Ая-чан безэмоционально протянула ему платок. Изаму некоторое время молча смотрел на протянутый платок, потом кивнул и взял его, вытер кровь, встал на ноги и отряхнулся. По его движениям было видно, что он вполне восстановился, контролирует свои движения, не шатается. Его глаза были ясные, без этой туманной поволоки, что бывает обычно у тех, кто еще не оправился от нокаута.

Я пошевелил пальцами правой руки и невольно поморщился. Опять сбил себе костяшки. Впрочем, учитывая мою, вновь приобретенную регенерацию, скорее всего они перестанут меня беспокоить уже через минуту.

– Ботаник-кун. Девушка Ботаника-чана. – Склонился в легком поклоне Изаму. – Прошу прощения, я не запомнил ваши имена. Меня зовут Изаму, я увлекаюсь боевыми единоборствами и мангой. У меня нет девушки и я вхожу в троицу «отшельников школы Сейтен» под именем Ягуар Сейтен.

– Меня зовут Сато Ая, и я не девушка этого… человека. Его зовут Ямасита Синдзи. Спасибо, – поклонилась в ответ Ая, видимо поняв, что у меня культурный ступор.

– Э… да, – сказал я, чувствуя себя глупо. От того, что стороны представились, ситуация не прояснилась ни капельки.
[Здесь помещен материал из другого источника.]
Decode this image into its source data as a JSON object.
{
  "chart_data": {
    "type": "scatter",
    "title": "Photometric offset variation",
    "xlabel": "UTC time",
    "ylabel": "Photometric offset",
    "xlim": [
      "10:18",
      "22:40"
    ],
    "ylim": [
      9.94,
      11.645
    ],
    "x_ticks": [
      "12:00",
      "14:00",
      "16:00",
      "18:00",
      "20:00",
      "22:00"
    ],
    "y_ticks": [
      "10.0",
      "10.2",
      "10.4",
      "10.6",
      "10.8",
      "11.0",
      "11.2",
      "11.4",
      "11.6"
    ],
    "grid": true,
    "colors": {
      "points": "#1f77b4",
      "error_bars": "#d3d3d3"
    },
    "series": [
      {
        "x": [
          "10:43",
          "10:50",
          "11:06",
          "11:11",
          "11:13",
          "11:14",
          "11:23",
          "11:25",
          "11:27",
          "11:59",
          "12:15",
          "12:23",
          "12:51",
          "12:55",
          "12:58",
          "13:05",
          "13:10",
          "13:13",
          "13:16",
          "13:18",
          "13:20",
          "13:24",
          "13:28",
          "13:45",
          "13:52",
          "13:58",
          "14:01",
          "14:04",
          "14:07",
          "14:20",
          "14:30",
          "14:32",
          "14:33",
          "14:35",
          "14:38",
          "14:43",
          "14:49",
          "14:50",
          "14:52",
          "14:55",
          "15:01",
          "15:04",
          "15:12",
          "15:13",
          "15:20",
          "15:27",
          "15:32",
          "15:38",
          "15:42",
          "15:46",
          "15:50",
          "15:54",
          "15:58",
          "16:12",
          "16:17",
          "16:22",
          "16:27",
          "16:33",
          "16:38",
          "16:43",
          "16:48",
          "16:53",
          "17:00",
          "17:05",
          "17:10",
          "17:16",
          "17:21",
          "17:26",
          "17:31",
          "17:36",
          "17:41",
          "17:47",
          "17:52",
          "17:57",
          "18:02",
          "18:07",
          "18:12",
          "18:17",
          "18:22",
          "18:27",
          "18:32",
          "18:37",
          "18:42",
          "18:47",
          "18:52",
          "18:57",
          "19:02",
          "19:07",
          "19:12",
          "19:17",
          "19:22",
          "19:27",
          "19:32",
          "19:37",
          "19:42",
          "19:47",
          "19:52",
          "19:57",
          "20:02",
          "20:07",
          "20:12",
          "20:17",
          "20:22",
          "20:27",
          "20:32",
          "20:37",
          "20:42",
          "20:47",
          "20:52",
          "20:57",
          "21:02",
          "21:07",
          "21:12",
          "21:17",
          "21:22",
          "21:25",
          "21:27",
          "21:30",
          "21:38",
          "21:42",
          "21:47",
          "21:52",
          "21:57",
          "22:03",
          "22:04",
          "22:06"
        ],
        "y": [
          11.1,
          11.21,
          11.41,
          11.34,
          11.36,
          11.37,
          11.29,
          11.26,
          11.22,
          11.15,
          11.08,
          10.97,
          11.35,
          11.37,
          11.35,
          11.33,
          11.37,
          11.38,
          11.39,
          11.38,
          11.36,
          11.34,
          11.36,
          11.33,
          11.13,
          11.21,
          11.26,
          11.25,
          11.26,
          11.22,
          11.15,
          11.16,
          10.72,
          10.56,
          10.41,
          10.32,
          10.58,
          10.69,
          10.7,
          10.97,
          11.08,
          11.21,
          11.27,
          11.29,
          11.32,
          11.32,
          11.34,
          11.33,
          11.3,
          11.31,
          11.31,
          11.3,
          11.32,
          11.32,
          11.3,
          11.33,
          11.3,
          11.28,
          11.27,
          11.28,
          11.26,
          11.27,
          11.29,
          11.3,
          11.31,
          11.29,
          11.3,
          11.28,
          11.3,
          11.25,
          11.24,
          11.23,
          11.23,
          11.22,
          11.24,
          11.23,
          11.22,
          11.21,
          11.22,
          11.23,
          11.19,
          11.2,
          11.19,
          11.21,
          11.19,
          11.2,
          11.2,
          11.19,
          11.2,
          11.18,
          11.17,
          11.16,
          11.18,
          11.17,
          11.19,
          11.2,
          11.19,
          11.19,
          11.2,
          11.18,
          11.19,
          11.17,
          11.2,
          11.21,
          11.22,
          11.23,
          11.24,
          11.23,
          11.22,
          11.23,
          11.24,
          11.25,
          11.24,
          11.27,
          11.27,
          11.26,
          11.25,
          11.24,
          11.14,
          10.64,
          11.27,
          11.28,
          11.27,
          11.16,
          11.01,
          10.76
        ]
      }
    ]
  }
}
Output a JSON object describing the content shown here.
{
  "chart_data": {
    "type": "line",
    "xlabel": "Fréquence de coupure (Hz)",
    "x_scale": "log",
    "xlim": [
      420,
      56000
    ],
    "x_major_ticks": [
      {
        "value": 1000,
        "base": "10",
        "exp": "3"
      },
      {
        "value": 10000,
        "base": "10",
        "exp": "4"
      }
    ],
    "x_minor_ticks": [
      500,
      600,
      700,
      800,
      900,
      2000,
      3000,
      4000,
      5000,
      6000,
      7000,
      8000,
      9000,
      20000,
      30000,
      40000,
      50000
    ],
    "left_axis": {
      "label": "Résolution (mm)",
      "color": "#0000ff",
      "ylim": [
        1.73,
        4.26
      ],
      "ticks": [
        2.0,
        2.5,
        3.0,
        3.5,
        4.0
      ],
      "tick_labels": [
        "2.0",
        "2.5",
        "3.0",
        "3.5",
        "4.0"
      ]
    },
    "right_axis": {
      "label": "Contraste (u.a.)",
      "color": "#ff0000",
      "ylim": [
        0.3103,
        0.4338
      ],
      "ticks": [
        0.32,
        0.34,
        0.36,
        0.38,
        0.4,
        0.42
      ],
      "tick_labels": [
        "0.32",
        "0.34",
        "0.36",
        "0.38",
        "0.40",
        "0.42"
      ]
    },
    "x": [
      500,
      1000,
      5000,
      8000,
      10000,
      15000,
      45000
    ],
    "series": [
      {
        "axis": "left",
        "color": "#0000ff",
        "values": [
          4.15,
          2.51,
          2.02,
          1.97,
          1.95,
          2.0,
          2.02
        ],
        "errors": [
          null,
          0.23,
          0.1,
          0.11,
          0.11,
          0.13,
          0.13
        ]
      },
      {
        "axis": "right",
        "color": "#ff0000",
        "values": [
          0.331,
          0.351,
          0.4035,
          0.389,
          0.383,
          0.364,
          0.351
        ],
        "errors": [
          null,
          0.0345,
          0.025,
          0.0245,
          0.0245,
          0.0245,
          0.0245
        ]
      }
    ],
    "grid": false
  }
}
– А, почему… – начал я, но был перебит Изаму:

– И как один из троицы «отшельников школы Сейтен» я не мог пройти мимо удивительной метаморфозы, которая произошла с Ямаситой-куном, – кивнул Изаму. – Я провел исследование… – тут у него в руках появилась растрепанная тетрадка, и он торопливо перелистнул несколько страниц. – Ага, вот тут. Ты, Ямасита-кун, никогда не обладал никакими боевыми качествами, ни моральными, ни физическими. Однако позавчера ты надрал задницу этому мелкому Цудзи, который стал слишком много о себе думать. Конечно, для «отшельников» не составило бы труда разобраться с ним, однако ты сделал это так, словно у тебя опыт и сила десятка бойцов. Выяснив это и предположив, что произошедшее не может быть простым стечением обстоятельств, как это считает Акира, я решил проверить, на что ты способен. Как и следовало ожидать, в критической ситуации ты раскрыл свои способности. А потому я прошу тебя, Ямасита-кун, раскрой мне секрет твоего преображения! – и тут Изаму выкинул номер, склонившись в низком поклоне «низшего к старшему». Я снова поймал культурный ступор, потому что вот такого точно не ожидал. Нет, ну всякое могло быть, от «я тебя еще поймаю» до «хорошо, я все понял, давай, до свиданья», но вот так…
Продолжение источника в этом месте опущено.